Ghana’s efforts to narrow its budget and current-account deficits will be key to maintaining its credit rating, Standard & Poor’s said.
“We are very worried about the sustainability of the situation,” Konrad Reuss, head of S&P’s sub-Saharan Africa unit, said in an interview in Abuja, Nigeria. “What is critical for us in the coming months and the year ahead is really that the government will be able to manage these accounts in a better way.”
Ghana has been struggling to curb spending since its fiscal deficit ballooned to 12.1 percent of gross domestic product before 2012 presidential elections. The gap will probably exceed 10 percent of GDP for a third consecutive year this year, Moody’s Investors Service said in February. Ghana’s cedi has lost 18 percent against the dollar this year, making it the worst performing African currency.
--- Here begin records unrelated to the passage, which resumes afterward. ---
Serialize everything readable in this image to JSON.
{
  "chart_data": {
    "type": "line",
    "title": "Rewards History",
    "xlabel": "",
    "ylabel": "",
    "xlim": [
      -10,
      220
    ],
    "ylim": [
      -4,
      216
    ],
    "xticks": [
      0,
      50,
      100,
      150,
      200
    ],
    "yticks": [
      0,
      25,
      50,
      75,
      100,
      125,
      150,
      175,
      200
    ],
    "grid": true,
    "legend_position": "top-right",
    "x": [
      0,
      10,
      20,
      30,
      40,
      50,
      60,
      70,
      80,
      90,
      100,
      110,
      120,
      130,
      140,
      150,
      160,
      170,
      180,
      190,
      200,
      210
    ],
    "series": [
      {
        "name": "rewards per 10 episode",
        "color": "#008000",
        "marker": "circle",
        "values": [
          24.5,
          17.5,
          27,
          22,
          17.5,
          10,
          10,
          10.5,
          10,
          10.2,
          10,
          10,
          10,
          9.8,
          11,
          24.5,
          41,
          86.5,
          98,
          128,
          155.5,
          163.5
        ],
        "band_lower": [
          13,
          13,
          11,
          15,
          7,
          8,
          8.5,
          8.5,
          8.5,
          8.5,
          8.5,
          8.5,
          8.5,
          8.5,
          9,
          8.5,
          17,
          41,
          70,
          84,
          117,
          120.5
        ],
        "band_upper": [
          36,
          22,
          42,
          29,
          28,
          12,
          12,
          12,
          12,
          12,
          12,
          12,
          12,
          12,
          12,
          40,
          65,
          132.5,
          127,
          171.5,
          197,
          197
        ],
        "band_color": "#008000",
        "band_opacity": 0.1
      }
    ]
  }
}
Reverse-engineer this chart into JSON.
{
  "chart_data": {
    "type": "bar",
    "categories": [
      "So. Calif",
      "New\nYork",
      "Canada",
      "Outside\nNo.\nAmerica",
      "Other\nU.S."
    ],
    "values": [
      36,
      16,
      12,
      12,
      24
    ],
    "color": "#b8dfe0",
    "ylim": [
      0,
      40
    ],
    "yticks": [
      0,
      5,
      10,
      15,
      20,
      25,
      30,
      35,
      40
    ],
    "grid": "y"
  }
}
West Africa’s second-biggest economy has a B rating at S&P, five steps below investment grade, with a negative outlook. The International Monetary Fund warned last month that Ghana and Zambia are most at risk in sub-Saharan Africa if there is a sudden reversal of foreign inflows. Spending has been growing at unsustainable levels in the two countries, the organization said.
Ghana scrapped fuel subsidies last year and increased water and electricity prices as it sought to trim the budget. Finance Minister Seth Terkper said last month he aims to cut the government’s wage bill, which absorbs more than 70 percent of tax income.
Reuss said discussions about wage agreements in the public sector “are steps in the right direction.”